Publication: Monitor Volume: 4 Issue: 216

In what was perhaps a tacit admission that the bleakest forecasts for Russia’s economy might turn out to be correct, Prime Minister Yevgeny Primakov has attacked his predecessors–specifically the “so-called reformers,” whom he accused in an interview of destroying Russia’s banking system and building “financial pyramids which drew in short-lived speculative capital which tended to leave the country.” In the interview, published today (November 20) in “Izvestia,” Primakov said that the West was criticizing his government because it was listening to the reformers, whom he called “false prophets” who had “cheated the West.” The prime minister was clearly referring to last August’s decision by the government of former Prime Minister Sergei Kirienko to freeze Russia’s treasury bill market and devalue the ruble. In the ensuing financial collapse, Western investors lost as much as US$100 billion, according to one estimate. Primakov characterized as “a legend” his predecessors’ claims that they had achieved macroeconomic stabilization which, in turn, had allowed a middle class to form. The prime minister also defended his first deputy, Yuri Maslyukov, a communist economist who has been strongly criticized by the reformers and their supporters. Primakov called him a “top-level” professional (Izvestia, November 20).

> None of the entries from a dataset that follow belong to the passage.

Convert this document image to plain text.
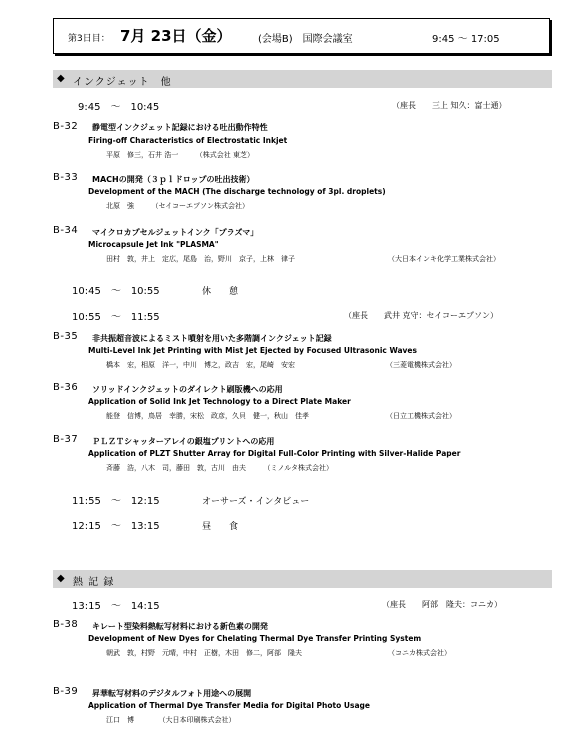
第3日目： 7月 23日（金）	(会場B)　国際会議室	9:45 ～ 17:05
◆ インクジェット　他
9:45　～　10:45	（座長　　三上 知久：富士通）
B-32 静電型インクジェット記録における吐出動作特性
Firing-off Characteristics of Electrostatic Inkjet
平原　修三，石井 浩一　　　（株式会社 東芝）
B-33 MACHの開発（３ｐｌドロップの吐出技術）
Development of the MACH (The discharge technology of 3pl. droplets)
北原　強　　　（セイコーエプソン株式会社）
B-34 マイクロカプセルジェットインク「プラズマ」
Microcapsule Jet Ink "PLASMA"
田村　敦，井上　定広，尾島　治，野川　京子，上林　律子	（大日本インキ化学工業株式会社）
10:45　～　10:55	休　　憩
10:55　～　11:55	（座長　　武井 克守：セイコーエプソン）
B-35 非共振超音波によるミスト噴射を用いた多階調インクジェット記録
Multi-Level Ink Jet Printing with Mist Jet Ejected by Focused Ultrasonic Waves
橋本　宏，相原　洋一，中川　博之，政吉　宏，尾崎　安宏	（三菱電機株式会社）
B-36 ソリッドインクジェットのダイレクト刷版機への応用
Application of Solid Ink Jet Technology to a Direct Plate Maker
能登　信博，鳥居　幸勝，宋松　政彦，久貝　健一，秋山　佳孝	（日立工機株式会社）
B-37 ＰＬＺＴシャッターアレイの銀塩プリントへの応用
Application of PLZT Shutter Array for Digital Full-Color Printing with Silver-Halide Paper
斉藤　浩，八木　司，藤田　敦，古川　由夫　　　（ミノルタ株式会社）
11:55　～　12:15	オーサーズ・インタビュー
12:15　～　13:15	昼　　食
◆ 熱 記 録
13:15　～　14:15	（座長　　阿部　隆夫：コニカ）
B-38 キレート型染料熱転写材料における新色素の開発
Development of New Dyes for Chelating Thermal Dye Transfer Printing System
朝武　敦，村野　元晴，中村　正樹，木田　修二，阿部　隆夫	（コニカ株式会社）
B-39 昇華転写材料のデジタルフォト用途への展開
Application of Thermal Dye Transfer Media for Digital Photo Usage
江口　博　　　　（大日本印刷株式会社）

Primakov’s comments came amidst ongoing uncertainty about the fate of the economy. The government has not yet submitted a 1999 budget to the parliament. Officials, including Maslyukov and State Duma Speaker Gennady Seleznev, said this week that Russia will probably have to operate through the first quarter of 1999 without a budget. Meanwhile, Aleksandr Pochinok, who heads the financial department of the governmental apparatus, said that chances of Russia receiving further tranches of the IMF’s US$22.6 billion loan are “equal to zero” (Vremya-MN, November 20). On Thursday (November 19), Ramin Habibi, president of the Thomson BankWatch rating agency, told a group of Russian bankers that Russia’s economic recovery is “years away.” Like Primakov, he criticized the Kirienko government, though not by name, for having allowed the payments system to collapse. He also warned that Russia’s economy was becoming “increasingly demonetized by barter,” and said he saw a real threat of the Russian Federation breaking up (Agence France Presse, November 20).